Solid-state plasma wakefield acceleration using crystals was proposed in the 1980’s and 1990’s by T. Tajima and others as an alternative particle acceleration technique to obtain TV/m acceleration gradients. However, it has not been experimentally demonstrated yet. In recent years, new efforts have been focused on the feasibility study of channelling acceleration of particle beams using carbon-based nano-crystals such as carbon-nanotubes (CNT) or metallic nanotube structures, e.g. porous alumina. CNT configurations may be advantageous over typical crystal media like silicon because of their large degree of dimensional flexibility and thermo- mechanical strength, which could be suitable for channelling acceleration of MW beams. For example, CNTs allow transverse acceptances of the order of up to 100 nm, i.e. three orders of magnitude higher than a typical silicon channel. Therefore, CNTs might be used for wakefield acceleration using either a beam or a laser as driving source.

This project proposes to investigate in detail the use of CNTs for channelling acceleration and its potential application to build more compact accelerators and X-ray radiation sources. It is based on earlier studies done by the supervisory team. This includes the design and performance of a proof-of-principle test wakefield particle acceleration in CNT arrays. Measurements will be done at different accelerator facilities, including VELA/CLARA at Daresbury, the SwissFEL at PSI, and CLEAR at CERN. These machines operate in a similar range of beam energy of approximately 200 MeV. In all cases we expect to operate with short bunches on the order of 0.1 ps, and the beam can be modulated by a bunch compressor chicane. If necessary, even shorter bunches could be obtained at the sub-fs level via bunch slicing in the magnetic chicane, using a collimator. The theoretical and simulations results will guide the design of the experimental studies.
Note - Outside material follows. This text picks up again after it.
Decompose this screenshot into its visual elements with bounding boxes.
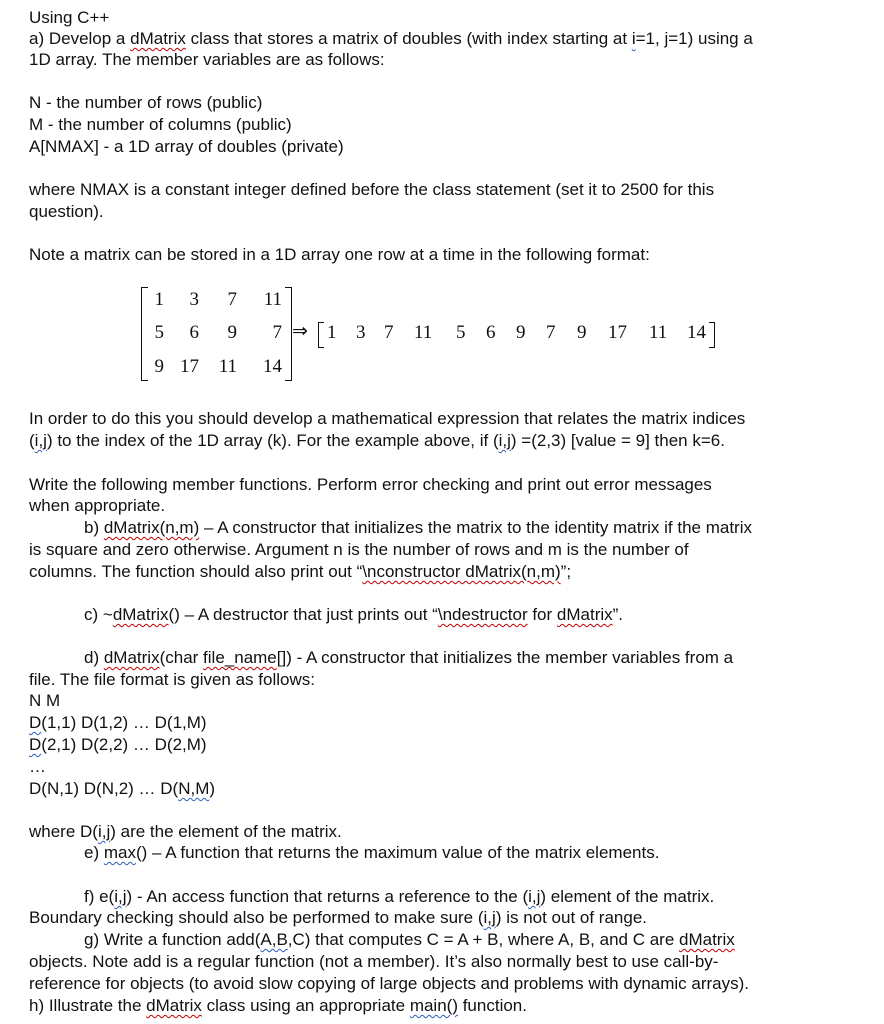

The successful candidate will have or expect to obtain a first or upper second-class degree or equivalent (e.g. MPhys, MSci) in physics or chemistry. Experience of accelerator physics, Particle-In-Cell (PIC) programming and solid-state physics is an asset.

You will be based at the Cockcroft Institute, which is the UK’s largest educator of accelerator science and technology PhD students, and offers exciting studentships in physics, engineering and other disciplines.

Potential applicants are encouraged to contact Prof. Carsten P. Welsch () or Dr. Javier Resta-Lopez () for more information. This position will remain open until filled.

Funding and eligibility: Upon acceptance of a student, this project will be funded by the Science and Technology Facilities Council for 3.5 years; UK and other EU citizens are eligible to apply. A full package of training and support will be provided by the Cockcroft Institute, and the student will take part in a vibrant accelerator research and education community of over 150 people. An IELTS score of at least 6.5 is required.